Ces visites ne coûtaient pas cher à la maison. Le médecin, un notable respectable et respecté, comme tous les médecins d’ailleurs, se payait en nature... Un petit arrangement où chacun trouvait son intérêt. Sauf les pauvres filles qui en faisaient les frais, bien sûr...

La Femme-sans-nom avait à peine terminé sa phrase que le vieux domestique vint la chercher. Un jeune soldat venait de frapper à la porte.

« Qu’il entre, s’écria-t-elle, en tirant une longue bouffée sur sa cigarette, j’ai justement ce qu’il lui faut... »

Le borgne dut presque pousser l’individu pour le faire avancer. Il tremblait et balbutiait tellement qu’aucune de ses paroles n’était compréhensible. Un stupide pari de régiment l’avait amené là, contre son gré.

La tenancière s’écarta et les laissa face à face tous les deux.
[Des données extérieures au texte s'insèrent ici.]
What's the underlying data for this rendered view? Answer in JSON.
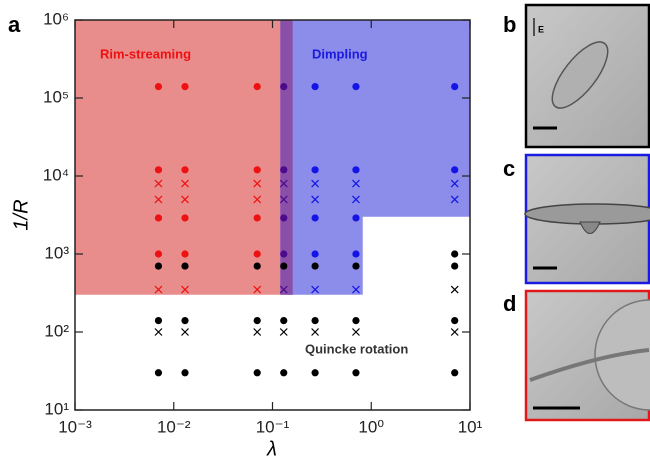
{
  "chart_data": {
    "type": "scatter",
    "panel_label": "a",
    "xlabel": "λ",
    "ylabel": "1/R",
    "xlog": true,
    "ylog": true,
    "xlim": [
      0.001,
      10
    ],
    "ylim": [
      10,
      1000000
    ],
    "xticks": [
      {
        "value": 0.001,
        "label": "10⁻³"
      },
      {
        "value": 0.01,
        "label": "10⁻²"
      },
      {
        "value": 0.1,
        "label": "10⁻¹"
      },
      {
        "value": 1,
        "label": "10⁰"
      },
      {
        "value": 10,
        "label": "10¹"
      }
    ],
    "yticks": [
      {
        "value": 10,
        "label": "10¹"
      },
      {
        "value": 100,
        "label": "10²"
      },
      {
        "value": 1000,
        "label": "10³"
      },
      {
        "value": 10000,
        "label": "10⁴"
      },
      {
        "value": 100000,
        "label": "10⁵"
      },
      {
        "value": 1000000,
        "label": "10⁶"
      }
    ],
    "regions": [
      {
        "color": "#e88c8c",
        "x": [
          0.001,
          0.16,
          0.16,
          0.001
        ],
        "y": [
          300,
          300,
          1000000,
          1000000
        ]
      },
      {
        "color": "#8c8cea",
        "x": [
          0.12,
          0.82,
          0.82,
          10,
          10,
          0.12
        ],
        "y": [
          300,
          300,
          3000,
          3000,
          1000000,
          1000000
        ]
      },
      {
        "color": "#8a4fa8",
        "x": [
          0.12,
          0.16,
          0.16,
          0.12
        ],
        "y": [
          300,
          300,
          1000000,
          1000000
        ]
      }
    ],
    "annotations": [
      {
        "text": "Rim-streaming",
        "color": "#ee1111"
      },
      {
        "text": "Dimpling",
        "color": "#1a1ae0"
      },
      {
        "text": "Quincke rotation",
        "color": "#333333"
      }
    ],
    "series": [
      {
        "color": "#ee1111",
        "marker": "dot",
        "x": [
          0.007,
          0.007,
          0.007,
          0.007,
          0.013,
          0.013,
          0.013,
          0.013,
          0.07,
          0.07,
          0.07,
          0.07
        ],
        "y": [
          140000,
          12000,
          2900,
          1000,
          140000,
          12000,
          2900,
          1000,
          140000,
          12000,
          2900,
          1000
        ]
      },
      {
        "color": "#ee1111",
        "marker": "x",
        "x": [
          0.007,
          0.007,
          0.007,
          0.013,
          0.013,
          0.013,
          0.07,
          0.07,
          0.07
        ],
        "y": [
          8000,
          5000,
          350,
          8000,
          5000,
          350,
          8000,
          5000,
          350
        ]
      },
      {
        "color": "#4a0c8c",
        "marker": "dot",
        "x": [
          0.13,
          0.13,
          0.13,
          0.13
        ],
        "y": [
          140000,
          12000,
          2900,
          1000
        ]
      },
      {
        "color": "#4a0c8c",
        "marker": "x",
        "x": [
          0.13,
          0.13,
          0.13
        ],
        "y": [
          8000,
          5000,
          350
        ]
      },
      {
        "color": "#1414e6",
        "marker": "dot",
        "x": [
          0.27,
          0.27,
          0.27,
          0.27,
          0.7,
          0.7,
          0.7,
          0.7,
          7,
          7
        ],
        "y": [
          140000,
          12000,
          2900,
          1000,
          140000,
          12000,
          2900,
          1000,
          140000,
          12000
        ]
      },
      {
        "color": "#1414e6",
        "marker": "x",
        "x": [
          0.27,
          0.27,
          0.27,
          0.7,
          0.7,
          0.7,
          7,
          7
        ],
        "y": [
          8000,
          5000,
          350,
          8000,
          5000,
          350,
          8000,
          5000
        ]
      },
      {
        "color": "#000000",
        "marker": "dot",
        "x": [
          0.007,
          0.013,
          0.07,
          0.13,
          0.27,
          0.7,
          7,
          7,
          0.007,
          0.013,
          0.07,
          0.13,
          0.27,
          0.7,
          7,
          0.007,
          0.013,
          0.07,
          0.13,
          0.27,
          0.7,
          7
        ],
        "y": [
          700,
          700,
          700,
          700,
          700,
          700,
          700,
          1000,
          140,
          140,
          140,
          140,
          140,
          140,
          140,
          30,
          30,
          30,
          30,
          30,
          30,
          30
        ]
      },
      {
        "color": "#000000",
        "marker": "x",
        "x": [
          7,
          0.007,
          0.013,
          0.07,
          0.13,
          0.27,
          0.7,
          7
        ],
        "y": [
          350,
          100,
          100,
          100,
          100,
          100,
          100,
          100
        ]
      }
    ]
  },
  "panels": [
    {
      "label": "b",
      "field_label": "E",
      "border": "#000000"
    },
    {
      "label": "c",
      "border": "#1a1ae0"
    },
    {
      "label": "d",
      "border": "#e01a1a"
    }
  ]
}
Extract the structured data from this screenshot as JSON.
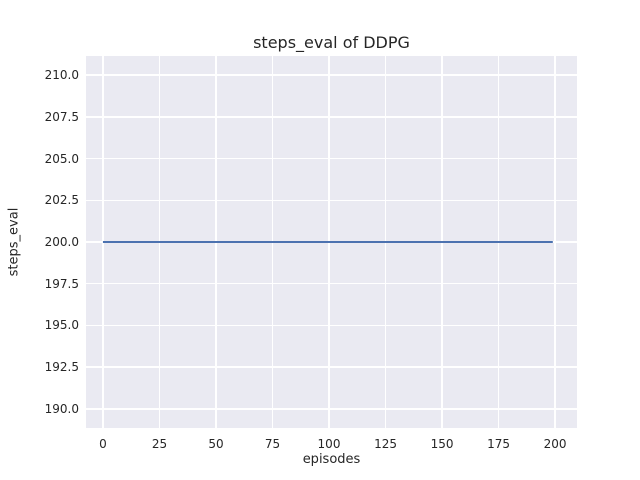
{
  "chart_data": {
    "type": "line",
    "title": "steps_eval of DDPG",
    "xlabel": "episodes",
    "ylabel": "steps_eval",
    "x_ticks": [
      0,
      25,
      50,
      75,
      100,
      125,
      150,
      175,
      200
    ],
    "x_tick_labels": [
      "0",
      "25",
      "50",
      "75",
      "100",
      "125",
      "150",
      "175",
      "200"
    ],
    "y_ticks": [
      190.0,
      192.5,
      195.0,
      197.5,
      200.0,
      202.5,
      205.0,
      207.5,
      210.0
    ],
    "y_tick_labels": [
      "190.0",
      "192.5",
      "195.0",
      "197.5",
      "200.0",
      "202.5",
      "205.0",
      "207.5",
      "210.0"
    ],
    "xlim": [
      -7.5,
      209.7
    ],
    "ylim": [
      188.85,
      211.15
    ],
    "grid": true,
    "legend_visible": false,
    "style": {
      "figure_bg": "#FFFFFF",
      "plot_bg": "#EAEAF2",
      "grid_color": "#FFFFFF",
      "text_color": "#262626",
      "line_width": 2
    },
    "series": [
      {
        "name": "steps_eval",
        "color": "#4C72B0",
        "x": [
          0,
          199
        ],
        "y": [
          200.0,
          200.0
        ]
      }
    ]
  }
}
Si paradoxal et surprenant que cela puisse paraître, la vierge nue et le jeune soldat tombèrent éperdument amoureux l’un de l’autre à la seconde même où ils se virent.

Tremblants et hésitants, ils n’osaient pas se toucher. Quand il repartit, elle oublia de lui réclamer son dû...

* *

*

À Berlin, Falkenhayn avait succédé à Moltke, avant d’être remplacé à son tour par Hindenburg et Ludendorff. À Paris, Clemenceau et Pétain réclamaient le départ de Nivelle mais des deux côtés du no man’s land les mêmes causes produisaient les mêmes effets...

Le quotidien du poilu était sans surprise et sans nuance : vivre – ou plutôt survivre – dans la boue, la vermine, les rats et l’odeur étouffante de la poudre et des cadavres qui pourrissent autour de soi, espérer la relève, accepter les corvées pour fuir l’enfer de la tranchée, oublier les balles qui sifflent aux oreilles et le grondement assourdissant du canon qui répond aux batteries de 75, attendre que l’obus éclate en pensant que, cette fois, c’est le bon, éviter la pluie de shrapnels, courir aux abris de fortune quand c’est possible, guetter à travers la poussière et les fumées le biplan qui bombarde dès le petit matin, rêver à la soupe qui ne vient pas, se raccrocher à l’infime parcelle d’humanité que l’on conserve tant bien que mal au fond de soi, récupérer sur le cadavre du compagnon de ces derniers jours le petit rien qui faisait défaut, se protéger sans espoir des nuages de chlore gazeux, ignorer les tirs des pièces à longue portée, ne plus voir les cadavres qui encombrent la tranchée et dont l’odeur insoutenable empuantit le peu d’air qui reste...

Et que dire de la peur qui vide les entrailles au moment de l’attaque, baïonnette au canon, quand on entend le coup de sifflet qui donne l’ordre de franchir le parapet ? Oublier la tranchée et les boyaux d’accès, ne plus penser qu’au parapet, juste là, deux à trois mètres plus loin, ce foutu parapet qui protégeait encore quelques secondes plus tôt des rafales de mitrailleuses et des balles des tireurs embusqués, ce nom de Dieu de parapet au-delà duquel, parmi les mines et les barbelés, en Artois ou en Meuse, dans l’Aisne ou dans la Somme, la Mort attend patiemment le soldat... 

* *

*

Un matin d’hiver, le facteur remit à Valentine Fauconnier une enveloppe acheminée depuis le front par l’intendance militaire. Ne reconnaissant pas l’écriture qui avait libellé l’adresse d’une main, semble-t-il, hésitante, elle décacheta le pli avec une appréhension bien naturelle. Elle lut, blêmit, puis lâcha un « Oh ! mon Dieu... » avant de tomber lourdement sur le parquet.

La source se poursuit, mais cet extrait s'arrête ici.